URFADA
Eski Sokak Satıcıları
Orhan Barlas
Daracık ve o güzel sokaklarımızı, eskiden, her gün, çeşit çeşit satıcılar ziyaret eder, çıkardıkları sesler ile adeta sokaklarımızı renklendirir, mahalle sakinleri ise, bir kısım ihtiyaçlarını bu satıcılardan temin ederlerdi. Kimlerdi bu satıcılar?
Bir bakalım isterseniz.
Sabahın erken saatlerinde, kahvaltı hazırlığı ile beraber, " Kahke " ( simit ) ve " Behsimet " ( peksimet ) satıcıları, sokağın ilk ziyaretçileri olarak gelir ve çocuklardan epey rağbet görürlerdi.
Kahvaltı bitiminden sonra ise, " yıldız iğnesi" ," yorgan iğnesi" diye bağıran sesler gelirdi. Bunları, "çarpana-çaput aliyaaam" diye bağıran eskiciler takip ederdi.
Bu arada kapılar çalınır, "dayzeee kepegiyiz var mıı ?" diye bağıran, kepek alıcıları ile, elek başına pazarlıklar yapılırdı.
Kuşluk vakti ise, yeşillik satıcıları gelir, bahçelerden yeni toplanmış olan, sofralarımızın vazgeçilmezlerini , taze soğan, maydanoz, nane, taze pirpirim ( semiz otu ) tuzzik-bendikleri ( çiğköfte ve kıyma ile yenilen bir çeşit yeşillik ) alıcıların beğenilerine sunarlardı.
Kadınlarımız, bu satıcıları çağırıp, sahanda getirdikleri un veya bulgur karşılığı, bu yeşilliklerden, gerekli olanları alırlardı.
Bu alışverişte para geçmezdi.
Yeşillik satıcısı ise daha sonra evlerden toplamış olduğu bulgur ve unları götürür, bakkallara satıp, paraya çevirirdi.
Ardından bıçak-makas keskinleyiciler seslenirlerdi.

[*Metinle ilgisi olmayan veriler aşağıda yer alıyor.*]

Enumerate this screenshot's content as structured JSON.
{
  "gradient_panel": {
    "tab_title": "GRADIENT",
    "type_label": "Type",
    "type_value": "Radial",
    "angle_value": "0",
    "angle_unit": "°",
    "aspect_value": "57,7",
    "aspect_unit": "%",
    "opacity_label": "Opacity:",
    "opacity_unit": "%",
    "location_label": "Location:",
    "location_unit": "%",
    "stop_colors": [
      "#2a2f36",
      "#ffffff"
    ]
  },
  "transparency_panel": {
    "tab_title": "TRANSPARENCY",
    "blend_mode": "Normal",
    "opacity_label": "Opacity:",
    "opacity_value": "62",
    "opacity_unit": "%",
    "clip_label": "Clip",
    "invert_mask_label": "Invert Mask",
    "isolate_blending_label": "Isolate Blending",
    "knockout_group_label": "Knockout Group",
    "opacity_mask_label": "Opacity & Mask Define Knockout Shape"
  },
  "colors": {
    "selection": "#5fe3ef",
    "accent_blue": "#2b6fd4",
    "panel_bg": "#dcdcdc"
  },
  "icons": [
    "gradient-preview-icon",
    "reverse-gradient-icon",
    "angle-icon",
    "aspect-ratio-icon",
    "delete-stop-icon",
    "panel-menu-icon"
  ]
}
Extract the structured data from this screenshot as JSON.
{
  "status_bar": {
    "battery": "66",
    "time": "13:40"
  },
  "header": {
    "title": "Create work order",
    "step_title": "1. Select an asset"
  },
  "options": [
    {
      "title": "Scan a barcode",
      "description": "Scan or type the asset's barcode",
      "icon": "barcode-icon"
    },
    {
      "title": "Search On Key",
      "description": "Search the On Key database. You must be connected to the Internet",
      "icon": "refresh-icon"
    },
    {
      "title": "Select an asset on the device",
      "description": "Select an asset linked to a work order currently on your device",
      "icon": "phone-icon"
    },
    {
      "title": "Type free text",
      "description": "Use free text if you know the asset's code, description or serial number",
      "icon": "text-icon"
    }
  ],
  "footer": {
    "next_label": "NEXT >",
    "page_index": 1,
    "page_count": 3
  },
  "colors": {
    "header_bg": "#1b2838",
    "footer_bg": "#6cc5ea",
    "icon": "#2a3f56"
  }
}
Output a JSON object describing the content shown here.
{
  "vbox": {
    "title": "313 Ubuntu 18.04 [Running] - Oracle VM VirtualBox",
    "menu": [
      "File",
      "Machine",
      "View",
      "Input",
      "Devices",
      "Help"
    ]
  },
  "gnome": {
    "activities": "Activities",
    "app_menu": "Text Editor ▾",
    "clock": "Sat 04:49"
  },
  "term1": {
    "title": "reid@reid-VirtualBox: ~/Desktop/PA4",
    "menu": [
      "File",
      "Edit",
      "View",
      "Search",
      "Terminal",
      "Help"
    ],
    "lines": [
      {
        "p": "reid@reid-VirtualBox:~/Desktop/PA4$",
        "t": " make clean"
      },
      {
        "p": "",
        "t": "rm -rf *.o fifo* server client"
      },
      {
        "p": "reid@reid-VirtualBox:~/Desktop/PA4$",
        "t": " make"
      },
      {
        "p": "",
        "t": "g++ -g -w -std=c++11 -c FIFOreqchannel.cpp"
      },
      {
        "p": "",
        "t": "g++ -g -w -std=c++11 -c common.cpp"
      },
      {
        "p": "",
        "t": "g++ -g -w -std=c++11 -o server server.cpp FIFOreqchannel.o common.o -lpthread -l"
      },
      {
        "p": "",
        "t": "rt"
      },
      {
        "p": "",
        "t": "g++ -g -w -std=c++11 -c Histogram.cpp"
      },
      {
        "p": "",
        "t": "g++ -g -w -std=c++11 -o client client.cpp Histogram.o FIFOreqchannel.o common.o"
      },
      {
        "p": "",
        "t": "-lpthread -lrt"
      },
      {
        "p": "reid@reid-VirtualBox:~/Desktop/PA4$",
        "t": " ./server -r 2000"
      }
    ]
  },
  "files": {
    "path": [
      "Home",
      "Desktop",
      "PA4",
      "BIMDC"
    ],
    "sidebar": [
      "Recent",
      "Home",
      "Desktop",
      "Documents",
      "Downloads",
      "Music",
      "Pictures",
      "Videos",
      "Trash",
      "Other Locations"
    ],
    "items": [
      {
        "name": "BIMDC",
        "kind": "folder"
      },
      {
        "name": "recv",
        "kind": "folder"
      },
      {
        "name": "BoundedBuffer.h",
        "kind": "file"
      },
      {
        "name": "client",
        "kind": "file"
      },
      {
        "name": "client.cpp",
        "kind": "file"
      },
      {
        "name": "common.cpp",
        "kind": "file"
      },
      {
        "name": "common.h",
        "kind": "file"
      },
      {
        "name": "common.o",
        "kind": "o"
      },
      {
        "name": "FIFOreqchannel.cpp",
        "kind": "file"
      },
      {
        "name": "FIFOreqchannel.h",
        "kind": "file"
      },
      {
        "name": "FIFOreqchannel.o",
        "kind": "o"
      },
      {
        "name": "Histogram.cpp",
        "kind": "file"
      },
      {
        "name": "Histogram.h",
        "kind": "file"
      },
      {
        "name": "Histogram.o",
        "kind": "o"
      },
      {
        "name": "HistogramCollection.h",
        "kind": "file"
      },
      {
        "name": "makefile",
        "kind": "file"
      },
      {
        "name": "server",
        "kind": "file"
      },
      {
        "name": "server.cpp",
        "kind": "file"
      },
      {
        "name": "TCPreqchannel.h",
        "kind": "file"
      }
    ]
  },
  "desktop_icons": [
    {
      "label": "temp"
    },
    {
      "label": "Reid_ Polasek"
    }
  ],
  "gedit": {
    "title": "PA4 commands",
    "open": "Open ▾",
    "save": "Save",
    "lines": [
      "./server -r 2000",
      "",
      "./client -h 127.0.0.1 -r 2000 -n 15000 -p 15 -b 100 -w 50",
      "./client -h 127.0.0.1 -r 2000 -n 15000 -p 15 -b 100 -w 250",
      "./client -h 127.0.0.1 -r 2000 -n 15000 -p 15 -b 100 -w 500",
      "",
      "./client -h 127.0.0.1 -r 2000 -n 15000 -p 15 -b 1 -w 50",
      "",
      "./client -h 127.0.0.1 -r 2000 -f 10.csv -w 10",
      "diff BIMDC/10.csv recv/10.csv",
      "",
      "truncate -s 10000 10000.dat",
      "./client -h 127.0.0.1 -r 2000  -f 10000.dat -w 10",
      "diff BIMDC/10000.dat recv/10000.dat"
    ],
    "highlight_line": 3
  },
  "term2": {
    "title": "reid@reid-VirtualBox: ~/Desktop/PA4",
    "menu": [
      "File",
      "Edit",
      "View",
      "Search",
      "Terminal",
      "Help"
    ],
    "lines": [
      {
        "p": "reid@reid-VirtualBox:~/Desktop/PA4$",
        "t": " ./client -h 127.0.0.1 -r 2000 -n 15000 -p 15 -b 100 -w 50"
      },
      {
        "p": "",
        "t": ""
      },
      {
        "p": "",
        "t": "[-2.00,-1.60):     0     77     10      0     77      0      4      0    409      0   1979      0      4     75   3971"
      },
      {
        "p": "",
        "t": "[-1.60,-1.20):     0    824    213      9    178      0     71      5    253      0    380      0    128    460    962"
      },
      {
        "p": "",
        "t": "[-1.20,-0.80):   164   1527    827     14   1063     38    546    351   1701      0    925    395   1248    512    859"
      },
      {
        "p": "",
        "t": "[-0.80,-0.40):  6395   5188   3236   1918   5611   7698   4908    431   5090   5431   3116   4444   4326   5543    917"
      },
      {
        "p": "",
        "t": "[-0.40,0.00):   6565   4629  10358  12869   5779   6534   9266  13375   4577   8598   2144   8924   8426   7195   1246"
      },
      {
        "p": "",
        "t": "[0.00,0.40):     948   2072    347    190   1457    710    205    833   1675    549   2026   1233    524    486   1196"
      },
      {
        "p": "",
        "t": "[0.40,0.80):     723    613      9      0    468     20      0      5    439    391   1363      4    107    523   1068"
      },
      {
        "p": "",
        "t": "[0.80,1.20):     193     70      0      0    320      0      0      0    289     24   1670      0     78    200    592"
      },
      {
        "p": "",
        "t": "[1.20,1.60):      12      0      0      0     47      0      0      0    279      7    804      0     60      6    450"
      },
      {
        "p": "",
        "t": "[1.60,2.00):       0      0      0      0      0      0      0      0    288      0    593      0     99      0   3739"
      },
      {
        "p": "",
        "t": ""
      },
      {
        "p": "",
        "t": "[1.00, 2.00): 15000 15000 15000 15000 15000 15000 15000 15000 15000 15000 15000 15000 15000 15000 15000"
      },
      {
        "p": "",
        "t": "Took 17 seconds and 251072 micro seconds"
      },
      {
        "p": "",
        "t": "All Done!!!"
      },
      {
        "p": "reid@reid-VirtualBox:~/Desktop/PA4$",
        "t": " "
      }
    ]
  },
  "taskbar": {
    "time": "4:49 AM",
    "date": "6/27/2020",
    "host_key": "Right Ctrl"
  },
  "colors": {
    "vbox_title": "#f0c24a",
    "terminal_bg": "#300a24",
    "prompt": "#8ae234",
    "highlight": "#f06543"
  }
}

Ayakla çevrilen pedal vasıtası ile, bıçaklardan saçılan kıvılcımlar ,ustanın mahareti ile tekrar keskinlenir, denenip , sahibine teslim edilirdi .
Yaz aylarının vazgeçilmezi, dondurma ve eskimo satıcıları ise, öğlen vaktine doğru gelirlerdi.
Çocuklar en çok da bunlara rağbet ederlerdi. Eskimoların ; Kahveli, limonlu, portakallı, sütlü, çeşitleri deyim yerinde ise kapışılırdı.
Dondurma ise sadece kaymaklı ( satıcılar öyle derdi ama içinde kaymak falan yoktu ) ve bir de içinde kahve mi kakao mu ( daha doğrusu ne olduğu belli olmayan ) sadece rengi kahverengi olan dondurmalar külah içinde satılırdı.
Akşamüstü ise gaz ocakları ve gaz lambaları için, "kezyağııı" diye bağıran gaz yağı satıcıları gelirdi. Ellerinde tenekeler ile, sokak sokak dolaşıp, isteyenlere tulumba vasıtası ile ölçeklere doldurup, satışını yapardı.
İşte böyle hareketliydi o güzelim sokaklar.
Şimdilerde ise turistlerin ve meraklılarının objektiflerine konu olmakta ve adeta o eski hareketli günlerini aramakta...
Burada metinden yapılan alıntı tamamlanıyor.